Tommaso fa le seguenti acute e precise considerazioni. "L’intelletto
speculativo e pratico differiscono in questo: che l’intelletto speculativo
considera il vero in assoluto; mentre l’intelletto pratico considera il vero
in rapporto all’agire. Talvolta accade che il vero preso in se stesso non
possa diventare regola dell’agire, ed è precisamente quanto accade nelle
matematiche; per cui il loro studio non può avere che carattere
speculativo.
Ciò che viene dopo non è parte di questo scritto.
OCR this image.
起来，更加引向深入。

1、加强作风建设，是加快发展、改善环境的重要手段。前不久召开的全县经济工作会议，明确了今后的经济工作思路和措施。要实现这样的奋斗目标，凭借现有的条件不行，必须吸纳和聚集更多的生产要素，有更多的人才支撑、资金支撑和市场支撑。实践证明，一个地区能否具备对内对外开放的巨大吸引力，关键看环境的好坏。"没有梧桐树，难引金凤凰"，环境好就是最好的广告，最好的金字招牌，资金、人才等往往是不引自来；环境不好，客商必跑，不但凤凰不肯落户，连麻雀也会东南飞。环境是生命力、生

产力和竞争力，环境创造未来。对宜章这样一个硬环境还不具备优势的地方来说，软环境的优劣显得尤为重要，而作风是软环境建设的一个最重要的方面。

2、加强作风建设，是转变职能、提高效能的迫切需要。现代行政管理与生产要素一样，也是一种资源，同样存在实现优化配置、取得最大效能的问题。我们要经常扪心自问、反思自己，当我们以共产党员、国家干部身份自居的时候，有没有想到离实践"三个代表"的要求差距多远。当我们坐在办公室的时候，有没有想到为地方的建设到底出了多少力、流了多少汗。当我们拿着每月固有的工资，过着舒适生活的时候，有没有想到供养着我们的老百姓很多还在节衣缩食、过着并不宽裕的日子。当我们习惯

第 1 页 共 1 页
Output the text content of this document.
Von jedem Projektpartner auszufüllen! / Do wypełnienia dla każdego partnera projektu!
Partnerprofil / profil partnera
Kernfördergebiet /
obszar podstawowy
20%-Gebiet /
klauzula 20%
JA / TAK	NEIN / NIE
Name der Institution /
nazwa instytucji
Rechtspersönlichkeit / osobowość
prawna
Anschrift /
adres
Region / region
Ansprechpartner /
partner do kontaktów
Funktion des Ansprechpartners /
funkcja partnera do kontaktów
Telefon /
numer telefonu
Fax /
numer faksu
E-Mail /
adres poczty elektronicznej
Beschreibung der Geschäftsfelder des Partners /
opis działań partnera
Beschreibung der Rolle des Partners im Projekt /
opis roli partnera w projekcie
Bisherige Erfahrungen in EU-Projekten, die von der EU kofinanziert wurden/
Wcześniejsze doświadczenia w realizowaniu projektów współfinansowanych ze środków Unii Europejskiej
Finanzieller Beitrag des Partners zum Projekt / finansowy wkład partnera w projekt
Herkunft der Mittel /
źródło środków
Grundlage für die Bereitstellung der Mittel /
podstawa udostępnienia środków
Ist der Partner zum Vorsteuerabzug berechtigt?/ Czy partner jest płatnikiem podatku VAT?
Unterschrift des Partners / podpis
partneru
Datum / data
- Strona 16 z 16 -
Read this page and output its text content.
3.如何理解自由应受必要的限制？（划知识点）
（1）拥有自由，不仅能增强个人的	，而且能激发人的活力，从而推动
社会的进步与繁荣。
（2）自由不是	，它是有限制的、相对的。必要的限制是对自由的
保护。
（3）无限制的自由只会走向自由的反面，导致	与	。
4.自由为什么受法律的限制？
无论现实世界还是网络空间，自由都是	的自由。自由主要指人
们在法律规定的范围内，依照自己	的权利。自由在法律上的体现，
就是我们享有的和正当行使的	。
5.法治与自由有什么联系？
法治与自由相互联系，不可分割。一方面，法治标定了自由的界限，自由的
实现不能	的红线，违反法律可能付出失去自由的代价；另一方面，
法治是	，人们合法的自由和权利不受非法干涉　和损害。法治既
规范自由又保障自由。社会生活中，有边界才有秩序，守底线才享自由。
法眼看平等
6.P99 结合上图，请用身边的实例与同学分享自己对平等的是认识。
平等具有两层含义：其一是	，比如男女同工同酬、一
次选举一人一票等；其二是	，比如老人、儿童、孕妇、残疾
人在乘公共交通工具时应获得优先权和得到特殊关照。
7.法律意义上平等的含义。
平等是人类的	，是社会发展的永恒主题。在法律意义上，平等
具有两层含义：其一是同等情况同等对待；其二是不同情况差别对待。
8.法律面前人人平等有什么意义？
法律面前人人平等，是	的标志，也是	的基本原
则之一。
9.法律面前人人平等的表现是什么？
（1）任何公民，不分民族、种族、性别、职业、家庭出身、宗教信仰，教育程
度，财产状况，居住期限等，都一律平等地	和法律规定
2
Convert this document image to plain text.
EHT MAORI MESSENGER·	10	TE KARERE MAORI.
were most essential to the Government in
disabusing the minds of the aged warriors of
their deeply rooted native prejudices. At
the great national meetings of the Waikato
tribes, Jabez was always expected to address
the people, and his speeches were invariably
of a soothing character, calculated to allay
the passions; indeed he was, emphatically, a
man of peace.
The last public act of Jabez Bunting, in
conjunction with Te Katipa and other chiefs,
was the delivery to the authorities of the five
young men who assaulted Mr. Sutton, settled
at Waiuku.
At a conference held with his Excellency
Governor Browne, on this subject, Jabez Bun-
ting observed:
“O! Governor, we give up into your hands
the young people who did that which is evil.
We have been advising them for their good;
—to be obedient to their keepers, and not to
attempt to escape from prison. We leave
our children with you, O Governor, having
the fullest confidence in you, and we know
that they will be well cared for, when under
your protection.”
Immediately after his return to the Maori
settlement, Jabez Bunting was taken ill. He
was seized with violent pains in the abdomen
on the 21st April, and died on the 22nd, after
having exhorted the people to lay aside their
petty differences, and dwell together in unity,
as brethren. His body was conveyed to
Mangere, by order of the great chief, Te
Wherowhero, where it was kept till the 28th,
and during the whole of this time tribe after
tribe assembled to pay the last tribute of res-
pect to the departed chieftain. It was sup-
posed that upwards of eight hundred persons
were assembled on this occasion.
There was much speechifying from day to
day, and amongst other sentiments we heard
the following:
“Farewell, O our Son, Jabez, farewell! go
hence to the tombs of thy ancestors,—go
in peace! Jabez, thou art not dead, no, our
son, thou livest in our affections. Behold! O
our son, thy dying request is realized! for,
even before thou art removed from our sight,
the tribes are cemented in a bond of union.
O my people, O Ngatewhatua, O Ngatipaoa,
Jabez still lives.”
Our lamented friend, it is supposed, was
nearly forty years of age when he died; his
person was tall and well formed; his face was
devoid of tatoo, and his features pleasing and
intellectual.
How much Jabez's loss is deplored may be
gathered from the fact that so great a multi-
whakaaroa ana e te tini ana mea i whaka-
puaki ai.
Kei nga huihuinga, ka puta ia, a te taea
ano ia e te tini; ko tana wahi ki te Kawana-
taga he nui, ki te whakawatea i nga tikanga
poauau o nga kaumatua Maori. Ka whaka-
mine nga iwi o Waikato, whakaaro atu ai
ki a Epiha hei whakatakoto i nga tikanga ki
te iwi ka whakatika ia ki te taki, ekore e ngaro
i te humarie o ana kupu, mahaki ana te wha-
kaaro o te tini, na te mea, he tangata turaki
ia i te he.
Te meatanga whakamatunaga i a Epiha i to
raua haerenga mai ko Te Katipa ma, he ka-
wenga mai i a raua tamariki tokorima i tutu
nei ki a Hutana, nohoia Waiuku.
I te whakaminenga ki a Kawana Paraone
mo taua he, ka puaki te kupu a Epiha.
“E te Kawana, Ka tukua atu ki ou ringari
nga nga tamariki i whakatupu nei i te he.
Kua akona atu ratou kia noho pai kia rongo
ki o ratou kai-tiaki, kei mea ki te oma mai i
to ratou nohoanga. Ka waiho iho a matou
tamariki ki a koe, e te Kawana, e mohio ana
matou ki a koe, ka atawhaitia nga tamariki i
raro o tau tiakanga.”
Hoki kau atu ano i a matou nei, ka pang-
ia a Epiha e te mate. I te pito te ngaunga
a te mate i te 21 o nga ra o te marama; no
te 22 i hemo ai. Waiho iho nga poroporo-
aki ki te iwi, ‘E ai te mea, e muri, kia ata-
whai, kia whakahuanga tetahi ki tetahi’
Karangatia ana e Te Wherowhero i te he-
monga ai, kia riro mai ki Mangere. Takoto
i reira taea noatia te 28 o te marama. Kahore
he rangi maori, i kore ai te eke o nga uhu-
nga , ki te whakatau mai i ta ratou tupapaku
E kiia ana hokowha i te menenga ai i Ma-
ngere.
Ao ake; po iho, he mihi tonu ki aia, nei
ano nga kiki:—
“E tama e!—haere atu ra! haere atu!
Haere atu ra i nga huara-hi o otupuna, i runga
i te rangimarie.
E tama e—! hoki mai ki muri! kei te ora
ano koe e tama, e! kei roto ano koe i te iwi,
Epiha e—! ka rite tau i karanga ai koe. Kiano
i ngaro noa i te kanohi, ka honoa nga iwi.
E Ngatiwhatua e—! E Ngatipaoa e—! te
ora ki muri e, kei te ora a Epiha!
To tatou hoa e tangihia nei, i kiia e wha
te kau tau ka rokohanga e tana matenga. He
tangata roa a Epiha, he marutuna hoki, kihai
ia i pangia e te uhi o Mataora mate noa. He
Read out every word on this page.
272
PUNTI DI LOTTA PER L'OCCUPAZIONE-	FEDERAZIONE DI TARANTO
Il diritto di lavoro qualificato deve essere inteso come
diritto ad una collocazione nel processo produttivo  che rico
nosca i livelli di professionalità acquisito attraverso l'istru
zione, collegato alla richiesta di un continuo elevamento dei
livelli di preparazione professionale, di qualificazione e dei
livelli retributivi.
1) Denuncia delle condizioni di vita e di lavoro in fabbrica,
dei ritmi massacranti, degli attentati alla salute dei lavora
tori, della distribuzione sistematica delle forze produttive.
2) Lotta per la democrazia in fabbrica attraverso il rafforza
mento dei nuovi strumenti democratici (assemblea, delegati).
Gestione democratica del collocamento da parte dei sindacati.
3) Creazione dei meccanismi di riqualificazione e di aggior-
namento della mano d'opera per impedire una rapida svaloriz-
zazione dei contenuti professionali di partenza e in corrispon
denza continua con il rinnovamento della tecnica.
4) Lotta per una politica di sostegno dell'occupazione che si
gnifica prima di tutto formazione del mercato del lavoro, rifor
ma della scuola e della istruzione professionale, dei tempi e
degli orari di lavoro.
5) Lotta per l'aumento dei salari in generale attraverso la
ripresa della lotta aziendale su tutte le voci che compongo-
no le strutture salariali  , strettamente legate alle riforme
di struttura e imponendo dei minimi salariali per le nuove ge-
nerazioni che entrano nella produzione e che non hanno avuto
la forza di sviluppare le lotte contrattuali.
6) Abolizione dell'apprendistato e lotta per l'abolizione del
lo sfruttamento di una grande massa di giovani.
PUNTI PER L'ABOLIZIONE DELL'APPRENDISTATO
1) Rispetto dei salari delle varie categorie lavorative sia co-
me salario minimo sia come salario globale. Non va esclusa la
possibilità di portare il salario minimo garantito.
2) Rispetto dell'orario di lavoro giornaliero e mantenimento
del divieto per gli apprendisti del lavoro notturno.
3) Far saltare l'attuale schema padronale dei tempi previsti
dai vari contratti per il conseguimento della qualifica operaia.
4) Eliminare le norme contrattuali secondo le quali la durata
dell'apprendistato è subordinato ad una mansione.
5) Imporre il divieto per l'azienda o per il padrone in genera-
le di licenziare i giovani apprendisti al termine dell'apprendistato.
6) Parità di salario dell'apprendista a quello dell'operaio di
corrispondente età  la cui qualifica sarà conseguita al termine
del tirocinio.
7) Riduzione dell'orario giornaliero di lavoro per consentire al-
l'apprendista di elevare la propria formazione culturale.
Altre volte invece il vero preso in se stesso può anche divenire
regola dell’agire: allora l’intelletto speculativo diviene pratico in
quanto viene esteso all’agire. Ma questo si può considerare in due modi.
1.
Il vero che viene studiato riceve la sua
importanza dal fatto di essere diretto all’azione. In questo caso, poiché
si applica al contingente, non possiede una verità stabile (non habet fixam veritatem): tale è lo studio sugli atti di virtù.
Questo studio benché possa appartenere all’intelletto sia speculativo che
pratico, tuttavia compete soprattutto all’intelletto pratico.
2.
Il
vero studiato continua ad avere una sua importanza anche nel caso che non sia
ordinato all’azione immediata, come nello studio delle realtà divine, la
cui conoscenza però, dato che Dio costituisce il fine ultimo
dell’agire, permette di dirigere l’operare. In questo secondo caso lo
studio appartiene primariamente all’intelletto speculativo e
secondariamente a quello pratico" (III Sent., d. 23, q. 2, a. 3, sol. 2).